We have nearly two hours left, so we go in search of bookstores, in particular bookstores specializing in books in Mongolian. Seeing as we are in the capital of Inner Mongolia you wouldn't have thought that would be too difficult, but the couple of bookstores on the street immediately east of the university had none. We were advised to try a bazaar off the main north-south road, just south-east of the university, and there indeed were several Mongolian bookstores with a wide range of books, including to my delight a large beautifully-illustrated two-volume book on the discoveries of hundreds of fragments of Tangut texts at the Western Xia caves at Shanzuigou in the Helan Mountains. It will be heavy to carry around with me everywhere, but I must have it.

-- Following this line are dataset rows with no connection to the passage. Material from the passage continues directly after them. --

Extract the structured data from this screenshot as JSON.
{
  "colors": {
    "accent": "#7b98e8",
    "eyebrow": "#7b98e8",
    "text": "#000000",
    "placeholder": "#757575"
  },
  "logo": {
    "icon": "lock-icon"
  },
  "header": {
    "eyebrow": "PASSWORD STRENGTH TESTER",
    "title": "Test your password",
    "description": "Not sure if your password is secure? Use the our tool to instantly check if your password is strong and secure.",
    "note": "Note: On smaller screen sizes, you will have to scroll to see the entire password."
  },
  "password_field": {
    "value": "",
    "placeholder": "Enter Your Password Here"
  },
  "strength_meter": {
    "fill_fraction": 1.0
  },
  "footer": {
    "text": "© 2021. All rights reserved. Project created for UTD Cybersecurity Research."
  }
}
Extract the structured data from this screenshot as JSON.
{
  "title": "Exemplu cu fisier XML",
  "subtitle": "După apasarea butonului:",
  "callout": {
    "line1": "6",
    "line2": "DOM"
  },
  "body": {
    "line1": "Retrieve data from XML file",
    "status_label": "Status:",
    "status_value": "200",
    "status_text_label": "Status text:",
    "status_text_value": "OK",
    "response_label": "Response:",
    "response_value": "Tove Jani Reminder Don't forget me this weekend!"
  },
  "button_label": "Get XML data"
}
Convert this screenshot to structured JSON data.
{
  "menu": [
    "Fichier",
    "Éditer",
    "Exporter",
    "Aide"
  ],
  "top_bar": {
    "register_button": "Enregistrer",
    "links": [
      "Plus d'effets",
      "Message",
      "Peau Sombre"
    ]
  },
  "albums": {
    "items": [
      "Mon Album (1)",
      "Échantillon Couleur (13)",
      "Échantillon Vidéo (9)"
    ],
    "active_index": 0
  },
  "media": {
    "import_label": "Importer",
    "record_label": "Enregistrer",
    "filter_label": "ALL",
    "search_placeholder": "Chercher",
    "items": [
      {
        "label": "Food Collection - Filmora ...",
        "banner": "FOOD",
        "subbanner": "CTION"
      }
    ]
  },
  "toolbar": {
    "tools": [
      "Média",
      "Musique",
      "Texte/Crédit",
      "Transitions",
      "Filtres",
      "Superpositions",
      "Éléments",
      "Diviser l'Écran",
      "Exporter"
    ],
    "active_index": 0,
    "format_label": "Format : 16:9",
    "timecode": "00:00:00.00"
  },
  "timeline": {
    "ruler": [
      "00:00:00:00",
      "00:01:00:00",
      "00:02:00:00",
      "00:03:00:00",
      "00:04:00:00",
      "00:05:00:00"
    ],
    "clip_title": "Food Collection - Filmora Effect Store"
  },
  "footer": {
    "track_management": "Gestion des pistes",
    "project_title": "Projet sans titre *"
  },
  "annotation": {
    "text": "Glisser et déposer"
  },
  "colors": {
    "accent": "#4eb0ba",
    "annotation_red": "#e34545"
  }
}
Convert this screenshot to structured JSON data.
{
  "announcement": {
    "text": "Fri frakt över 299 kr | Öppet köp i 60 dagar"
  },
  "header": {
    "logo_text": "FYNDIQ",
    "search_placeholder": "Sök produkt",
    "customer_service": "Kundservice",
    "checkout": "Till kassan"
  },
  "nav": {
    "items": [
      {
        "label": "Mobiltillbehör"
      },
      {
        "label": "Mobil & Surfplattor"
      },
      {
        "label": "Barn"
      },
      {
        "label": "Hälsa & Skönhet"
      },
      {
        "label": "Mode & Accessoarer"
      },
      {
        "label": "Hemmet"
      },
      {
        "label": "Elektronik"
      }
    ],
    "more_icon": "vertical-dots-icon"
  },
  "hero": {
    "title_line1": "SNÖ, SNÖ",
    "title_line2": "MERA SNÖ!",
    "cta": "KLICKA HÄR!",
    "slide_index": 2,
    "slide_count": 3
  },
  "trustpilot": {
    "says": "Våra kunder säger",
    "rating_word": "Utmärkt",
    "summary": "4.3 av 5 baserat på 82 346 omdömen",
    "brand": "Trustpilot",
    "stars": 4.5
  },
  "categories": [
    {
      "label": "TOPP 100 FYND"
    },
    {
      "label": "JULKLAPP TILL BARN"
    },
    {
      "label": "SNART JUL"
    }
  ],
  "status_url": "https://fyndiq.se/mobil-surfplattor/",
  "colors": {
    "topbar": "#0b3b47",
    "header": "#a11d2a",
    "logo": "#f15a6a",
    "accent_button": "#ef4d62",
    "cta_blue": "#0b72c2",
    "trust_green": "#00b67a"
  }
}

The Western Xia Caves at Shanzuigou

Shānzuǐgōu Xīxià Shíkū 山嘴沟西夏石窟 (Cultural Relics Press, 2007)

Satisfied with our purchases, we catch a taxi back to the main station, just in time to catch the train (K896) to Lindong leaving at 17:18. We have not been able to purchase sleeper tickets for this part of the journey, so it is nearly thirteen hours sitting uncomfortably and sleeping fitfully until we finally arrive at our destination at 06:03. In two days we have travelled 1,500 km west to east across Inner Mongolia.

The station is several kilometres south of the town, and too far to walk, so we catch a taxi to the centre of town, and after trying a few hotels which are either full or too expensive we eventually find one conveniently close to the museums which has a suite of rooms for the three of us at a very reasonable price. But before we go out to explore the historic sights of Lindong we are in need of a shower and some food.